Gambichler T*, Rached NA, Nowack N, Behle B and Susok L

Department of Dermatology, Ruhr-University Bochum, Germany

*Corresponding author: Thilo Gambichler, Department of Dermatology, Ruhr-University Bochum, Gudrunstrasse 56, 44791 Bochum, Germany

Received: February 11, 2021; Accepted: March 22, 2021; Published: March 29, 2021

Abstract

Hemophagocytic Lymphohistiocytosis (HLH), which is a severe, potentially fatal condition characterized by T lymphocyte overactivation, is predominantly caused by infections, hematological malignancies, and autoimmune conditions.

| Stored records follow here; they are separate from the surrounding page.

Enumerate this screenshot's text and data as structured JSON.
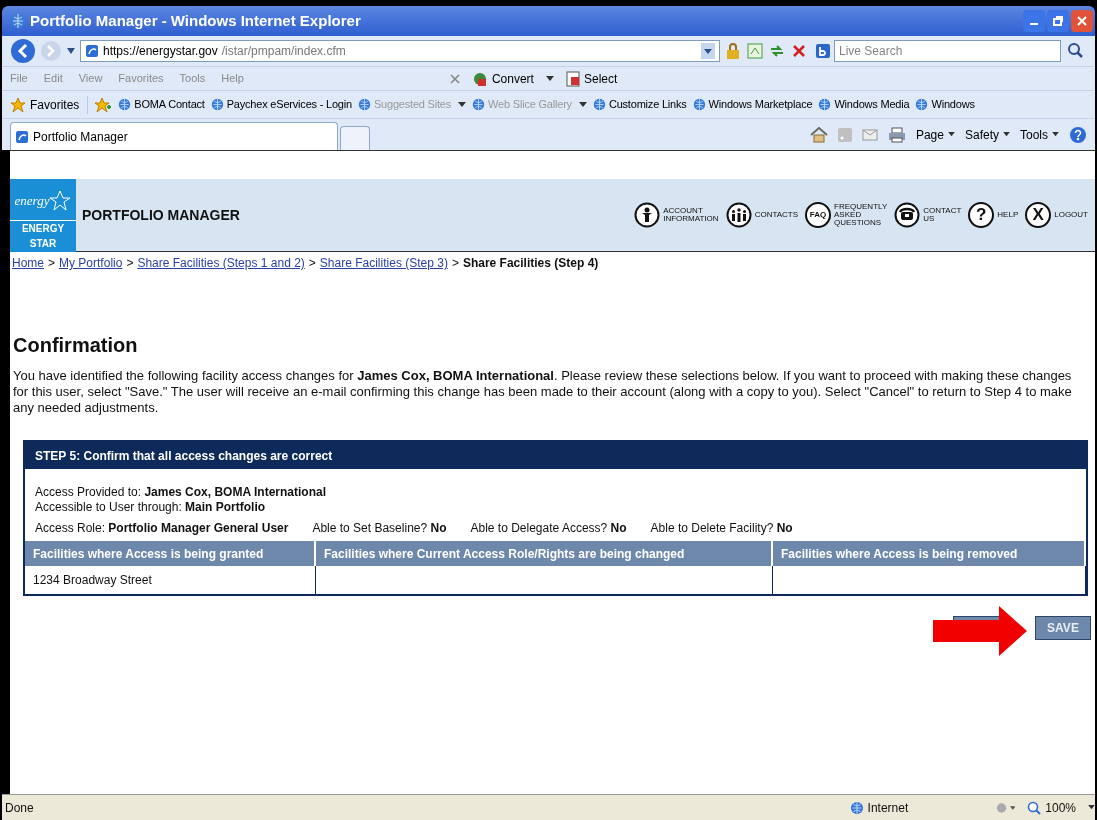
{
  "window": {
    "title": "Portfolio Manager - Windows Internet Explorer"
  },
  "address_bar": {
    "url_host": "https://energystar.gov",
    "url_path": "/istar/pmpam/index.cfm",
    "search_placeholder": "Live Search"
  },
  "menu": [
    "File",
    "Edit",
    "View",
    "Favorites",
    "Tools",
    "Help"
  ],
  "command_bar": [
    "Convert",
    "Select"
  ],
  "favorites_bar": {
    "label": "Favorites",
    "links": [
      {
        "label": "BOMA Contact",
        "disabled": false,
        "dropdown": false
      },
      {
        "label": "Paychex eServices - Login",
        "disabled": false,
        "dropdown": false
      },
      {
        "label": "Suggested Sites",
        "disabled": true,
        "dropdown": true
      },
      {
        "label": "Web Slice Gallery",
        "disabled": true,
        "dropdown": true
      },
      {
        "label": "Customize Links",
        "disabled": false,
        "dropdown": false
      },
      {
        "label": "Windows Marketplace",
        "disabled": false,
        "dropdown": false
      },
      {
        "label": "Windows Media",
        "disabled": false,
        "dropdown": false
      },
      {
        "label": "Windows",
        "disabled": false,
        "dropdown": false
      }
    ]
  },
  "tab": {
    "label": "Portfolio Manager"
  },
  "tab_commands": [
    "Page",
    "Safety",
    "Tools"
  ],
  "page_header": {
    "logo_script": "energy",
    "logo_label": "ENERGY STAR",
    "title": "PORTFOLIO MANAGER",
    "nav": [
      {
        "kind": "person",
        "lines": [
          "ACCOUNT",
          "INFORMATION"
        ]
      },
      {
        "kind": "group",
        "lines": [
          "CONTACTS"
        ]
      },
      {
        "kind": "text",
        "glyph": "FAQ",
        "lines": [
          "FREQUENTLY",
          "ASKED",
          "QUESTIONS"
        ]
      },
      {
        "kind": "phone",
        "lines": [
          "CONTACT",
          "US"
        ]
      },
      {
        "kind": "text",
        "glyph": "?",
        "lines": [
          "HELP"
        ]
      },
      {
        "kind": "text",
        "glyph": "X",
        "lines": [
          "LOGOUT"
        ]
      }
    ]
  },
  "breadcrumb": [
    {
      "label": "Home",
      "link": true
    },
    {
      "separator": ">",
      "label": "My Portfolio",
      "link": true
    },
    {
      "separator": ">",
      "label": "Share Facilities (Steps 1 and 2)",
      "link": true
    },
    {
      "separator": ">",
      "label": "Share Facilities (Step 3)",
      "link": true
    },
    {
      "separator": ">",
      "label": "Share Facilities (Step 4)",
      "link": false
    }
  ],
  "heading": "Confirmation",
  "intro": "You have identified the following facility access changes for **James Cox, BOMA International**. Please review these selections below. If you want to proceed with making these changes for this user, select \"Save.\" The user will receive an e-mail confirming this change has been made to their account (along with a copy to you). Select \"Cancel\" to return to Step 4 to make any needed adjustments.",
  "step_panel": {
    "title": "STEP 5: Confirm that all access changes are correct",
    "details": [
      {
        "label": "Access Provided to:",
        "value": "James Cox, BOMA International"
      },
      {
        "label": "Accessible to User through:",
        "value": "Main Portfolio"
      }
    ],
    "role_line": [
      {
        "label": "Access Role:",
        "value": "Portfolio Manager General User"
      },
      {
        "label": "Able to Set Baseline?",
        "value": "No"
      },
      {
        "label": "Able to Delegate Access?",
        "value": "No"
      },
      {
        "label": "Able to Delete Facility?",
        "value": "No"
      }
    ],
    "table": {
      "columns": [
        "Facilities where Access is being granted",
        "Facilities where Current Access Role/Rights are being changed",
        "Facilities where Access is being removed"
      ],
      "rows": [
        [
          "1234 Broadway Street",
          "",
          ""
        ]
      ]
    }
  },
  "save_button": "SAVE",
  "status_bar": {
    "text": "Done",
    "zone": "Internet",
    "zoom": "100%"
  }
}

HLH due to therapy with Immune Checkpoint Inhibitors (ICI) has rarely been reported. We describe a 60-year-old male with metastatic melanoma who developed HLH after the initiation of nivolumab plus ipilimumab treatment. Prompt diagnosis and high-dose mono-prednisolone therapy resulted in rapid resolution of his subjective symptoms and laboratory findings. Apart from this case presentation we provide a brief overview on clinical characteristics of previously observed ICI-induced HLH cases. Given the increasing use of ICI in a variety of cancers, the frequency of HLH will very likely raise. HLH morbidity and mortality are often the result of delayed diagnosis and inappropriate treatment. Hence, HLH must be considered in ICI-treated cancer patients who present with symptoms such as fever, cytopenias and hyperferritinemia.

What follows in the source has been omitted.